Seven Successive Steps

May I ask you to read a sermonette on seven words, each of which begins with the letter “B”?

And, first, let us take one which speaks of the commencement of life. I mean the word


Now, what an amount of interest attaches to each little babe that makes its appearance in the family circle, and how quickly the report of its arrival is published amongst friends and kinsfolk!

But, in order to live, birth is necessary, for that event lies at the very threshold of life.

So, too, in order to live spiritually the “new birth” is necessary. No one is a child of God who has not been “born again.”

A person may be old, as was Nicodemus (John 3), or he may be young, when “born of God”; but whatever age, unless that mighty and God-wrought change take place, no one can enter the kingdom of God. May I ask you, dear reader, if you have thus been “born of God”?

If not, do not expect that you shall reach that holy and blessed kingdom, nor give yourself any rest until, through God’s grace, you know that you share in this first mark of divine and eternal life.

For, besides having a nature which, alas! hates God, and which could not enjoy His presence, we are guilty of sins as well; and He who knows the total depravity of our fallen nature, knows also the multitude of our sins. We may have forgotten them—not so He!

And hence we read, in Job 14:16-17, “For now thou numberest my steps; dost thou not watch over my sin.” Certainly He does! God knows all! And, hence in the following sentence, we reach our second word—


My transgression is sealed up in a bag, and thou sewest up mine iniquity.”

Yes, there it lies in a bag, or bundle—a great, heavy bundle, too—as poor Christian proved, while yet in “the city of Destruction.”

The smallest bundle of sins is intolerable when once it is really felt. Sin’s load, is leaden! A guilty conscience is a bag of vile abominations. It is sealed up, sewed up; you cannot open the bag’s mouth, and shake out the evil contents No, they are tightly enclosed, and your agonized conscience has to carry them. No one is so wretched as he who carries the load of unpardoned sins!

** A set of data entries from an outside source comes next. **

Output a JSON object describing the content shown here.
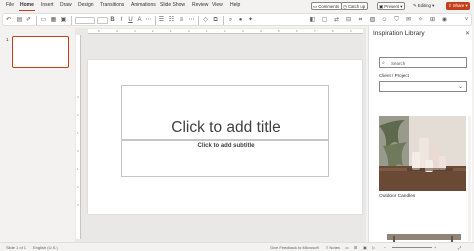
{
  "tabs": [
    "File",
    "Home",
    "Insert",
    "Draw",
    "Design",
    "Transitions",
    "Animations",
    "Slide Show",
    "Review",
    "View",
    "Help"
  ],
  "active_tab": "Home",
  "top_actions": {
    "comments": "Comments",
    "catch_up": "Catch up",
    "present": "Present",
    "editing": "Editing",
    "share": "Share"
  },
  "colors": {
    "accent": "#c43e1c",
    "panel_bg": "#ffffff",
    "app_bg": "#f3f2f1"
  },
  "thumbnails": {
    "slide_number": "1"
  },
  "slide": {
    "title_placeholder": "Click to add title",
    "subtitle_placeholder": "Click to add subtitle"
  },
  "ruler": {
    "top_ticks": [
      "5",
      "4",
      "3",
      "2",
      "1",
      "0",
      "1",
      "2",
      "3",
      "4",
      "5",
      "6",
      "7",
      "8",
      "9"
    ],
    "left_ticks": [
      "3",
      "2",
      "1",
      "0",
      "1",
      "2",
      "3"
    ]
  },
  "inspiration_panel": {
    "title": "Inspiration Library",
    "search_placeholder": "Search",
    "client_label": "Client / Project",
    "image_caption": "Outdoor Candles"
  },
  "icons": {
    "close": "close-icon",
    "search": "search-icon",
    "chevron": "chevron-down-icon"
  },
  "status_bar": {
    "slide_info": "Slide 1 of 1",
    "language": "English (U.S.)",
    "feedback": "Give Feedback to Microsoft",
    "notes": "Notes"
  }
}
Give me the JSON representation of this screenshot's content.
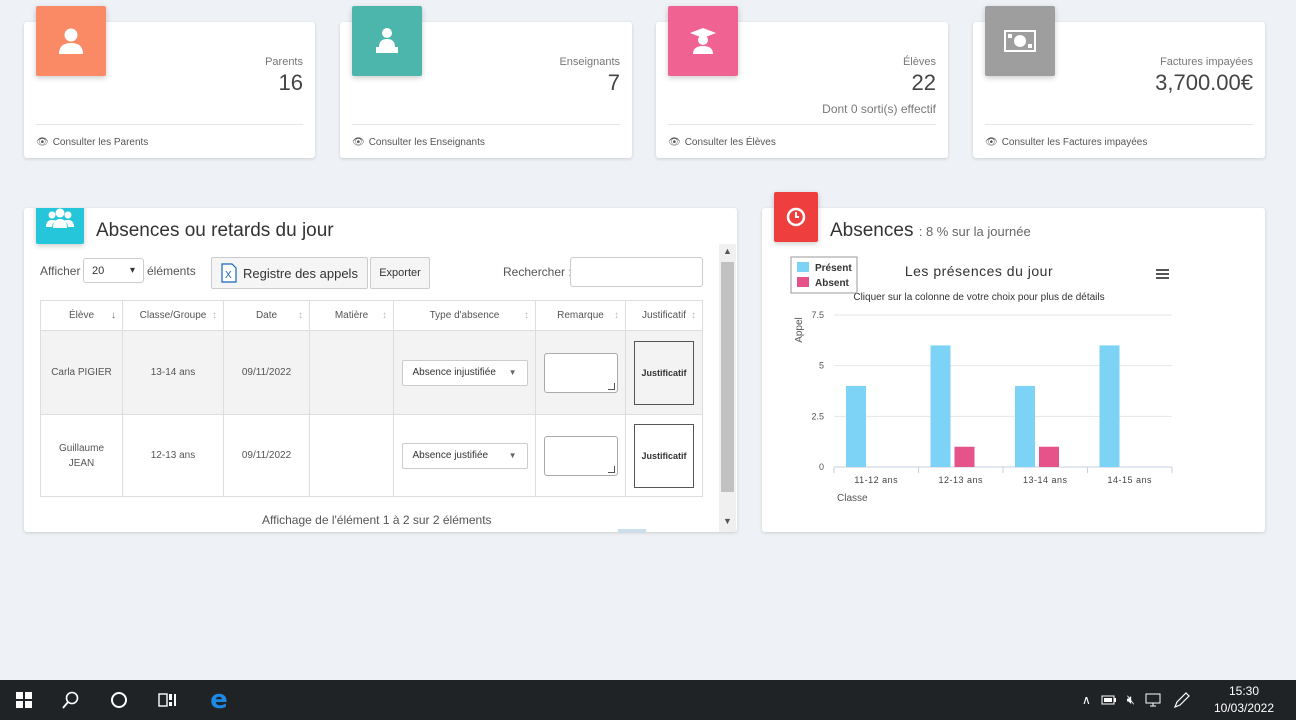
{
  "stats": [
    {
      "label": "Parents",
      "value": "16",
      "sub": "",
      "link": "Consulter les Parents",
      "color": "#fa8a65",
      "icon": "user-icon"
    },
    {
      "label": "Enseignants",
      "value": "7",
      "sub": "",
      "link": "Consulter les Enseignants",
      "color": "#4db6ac",
      "icon": "teacher-icon"
    },
    {
      "label": "Élèves",
      "value": "22",
      "sub": "Dont 0 sorti(s) effectif",
      "link": "Consulter les Élèves",
      "color": "#f06292",
      "icon": "graduate-icon"
    },
    {
      "label": "Factures impayées",
      "value": "3,700.00€",
      "sub": "",
      "link": "Consulter les Factures impayées",
      "color": "#9e9e9e",
      "icon": "money-icon"
    }
  ],
  "absences_panel": {
    "title": "Absences ou retards du jour",
    "show_label": "Afficher",
    "page_size": "20",
    "elements_label": "éléments",
    "register_button": "Registre des appels",
    "export_button": "Exporter",
    "search_label": "Rechercher :",
    "search_value": "",
    "columns": [
      "Élève",
      "Classe/Groupe",
      "Date",
      "Matière",
      "Type d'absence",
      "Remarque",
      "Justificatif"
    ],
    "rows": [
      {
        "student": "Carla PIGIER",
        "group": "13-14 ans",
        "date": "09/11/2022",
        "subject": "",
        "type": "Absence injustifiée",
        "justif": "Justificatif"
      },
      {
        "student": "Guillaume JEAN",
        "group": "12-13 ans",
        "date": "09/11/2022",
        "subject": "",
        "type": "Absence justifiée",
        "justif": "Justificatif"
      }
    ],
    "footer": "Affichage de l'élément 1 à 2 sur 2 éléments"
  },
  "chart_panel": {
    "title": "Absences",
    "subtitle": ": 8 % sur la journée"
  },
  "chart_data": {
    "type": "bar",
    "title": "Les présences du jour",
    "subtitle": "Cliquer sur la colonne de votre choix pour plus de détails",
    "xlabel": "Classe",
    "ylabel": "Appel",
    "categories": [
      "11-12 ans",
      "12-13 ans",
      "13-14 ans",
      "14-15 ans"
    ],
    "series": [
      {
        "name": "Présent",
        "values": [
          4,
          6,
          4,
          6
        ],
        "color": "#7cd3f5"
      },
      {
        "name": "Absent",
        "values": [
          0,
          1,
          1,
          0
        ],
        "color": "#e6538a"
      }
    ],
    "yticks": [
      "0",
      "2.5",
      "5",
      "7.5"
    ],
    "ylim": [
      0,
      7.5
    ],
    "legend": "top-left",
    "grid": true
  },
  "taskbar": {
    "time": "15:30",
    "date": "10/03/2022"
  }
}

Say, dear reader, are your sins pardoned? how sad your case, if they are not!

Pardoned? No! How, oh, how can sins be pardoned?

Ah! that is an important question, indeed, but one which, thank God, can be readily answered.

Our third word tells us about the ground of forgiveness. It is the word


Let me quote one verse—“The blood of Jesus Christ His Son cleanses us from all sin” (1 John 1:7).

What a grand, sweeping, divine statement! May I ask you to analyse this verse, and take it bit by bit—
  1. “The Blood” (and nothing else).
  2. “Of Jesus Christ” (the only perfect Man).
  3. “His Son” (the Creator, the Beloved, the Eternal).
  4. “Cleanses” (removes from God’s eye).
  5. “Us” (poor, guilty sinners who believe).
  6. “From all sin” (leaving none unremoved).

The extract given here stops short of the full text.